LAWS(PVC)-1930-5-26

EMPEROR Vs. SALIG RAM

Decided On May 28, 1930
EMPEROR Appellant
V/S
SALIG RAM Respondents

JUDGEMENT

(1.) The circumstances from which this reference arises have been. stated very fully by the learned District Judge in his order. A village panchayat having come to the conclusion that Salig Ram had made a false statement and used a forged document in a case before it, sent a report to the Collector for his orders and the Collector apparently acting as a District Magistrate made a complaint in the Court of the Sub-divisional Magistrate under Secs.467 and 471, I. P.C. with the result that Salig Ram was "committed for trial to the Court of Session. As the Judge has pointed out, the panchayat is not subordinate to the Collector if it is a civil Court. As, a civil Court it could have made complaint itself which it did not do, for under Clause (c) Section 195, Criminal P.C., the Court to which it is subordinate could have made such complaint. That Court as the Judge points out, is the principal civil. Court of the district namely the District Judge, and the complaint of the Collector or the District Magistrate was therefore without jurisdiction.

(2.) The learned Assistant Government Advocate who has considered the matter with great care has argued that the Panchayat is not a civil Court as contemplated in Clause (3), Section 195, Criminal P.C., but as a Court in the wider sense as referred to in Clauses (b) and (c), Sub-section (1), Section 195, that the distinction is a real one as shown in the case of Bilas Singh V/s. Emperor , and that a panchayat is a Court has been held in a recent decision namely Mukhna Das v. Secy. of State . In the earlier decision referred to above it has been found that there are other tribunals which may properly be called Courts outside civil, revenue and criminal Courts. It may be argued therefore that a panchayat is a Court in this wider sense and that as a panchayat is undoubtedly subordinate to the Collector in many respects, as shown in Secs.70 and 71, "United Provinces Village Panchayat Act of 1920, it may reasonably be held that the Collector is the Court to which this Court, the panchayat is subordinate within the meaning of Clause (c), Sub-section (1), Section 195, Criminal P.C.
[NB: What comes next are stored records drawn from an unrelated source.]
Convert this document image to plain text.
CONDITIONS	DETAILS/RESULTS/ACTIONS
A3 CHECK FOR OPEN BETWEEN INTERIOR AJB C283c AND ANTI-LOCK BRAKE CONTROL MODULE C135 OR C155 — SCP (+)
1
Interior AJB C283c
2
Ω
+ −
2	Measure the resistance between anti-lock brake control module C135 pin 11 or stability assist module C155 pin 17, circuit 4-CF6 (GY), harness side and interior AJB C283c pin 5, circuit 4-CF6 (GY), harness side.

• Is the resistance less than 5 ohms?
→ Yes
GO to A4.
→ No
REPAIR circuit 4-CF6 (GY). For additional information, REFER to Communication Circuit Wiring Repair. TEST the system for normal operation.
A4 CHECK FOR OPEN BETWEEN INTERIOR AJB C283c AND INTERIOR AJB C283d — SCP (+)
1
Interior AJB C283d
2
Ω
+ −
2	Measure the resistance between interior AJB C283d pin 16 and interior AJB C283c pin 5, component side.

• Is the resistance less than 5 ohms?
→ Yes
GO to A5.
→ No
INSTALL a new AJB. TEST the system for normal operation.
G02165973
(3.) The argument is ingenious but it may be doubted whether the Collector for the purposes of Secs.70 and 71 of the Act, is "Court" rather than an administrative officer. In any case when once it is admitted that a panchayat is a Court there is no reason to regard it as other than a civil Court when it is exercising jurisdiction over civil matters and as a criminal Court when it deals with offences against the criminal law. It may not always be a civil Court, but in the matter from which the present reference arises it was undoubtedly acting as a civil Court and in such cases in my opinion the District Judge is perfectly correct in saying that it must be deemed to be subordinate to the principal Court having original civil jurisdiction in the district namely the District Judge himself. This is clearly provided in Sub- section (3), Section 195, Criminal P.C. The result is that I accept the reference and direct that the commitment be quashed and the surety or sureties of the accused be discharged.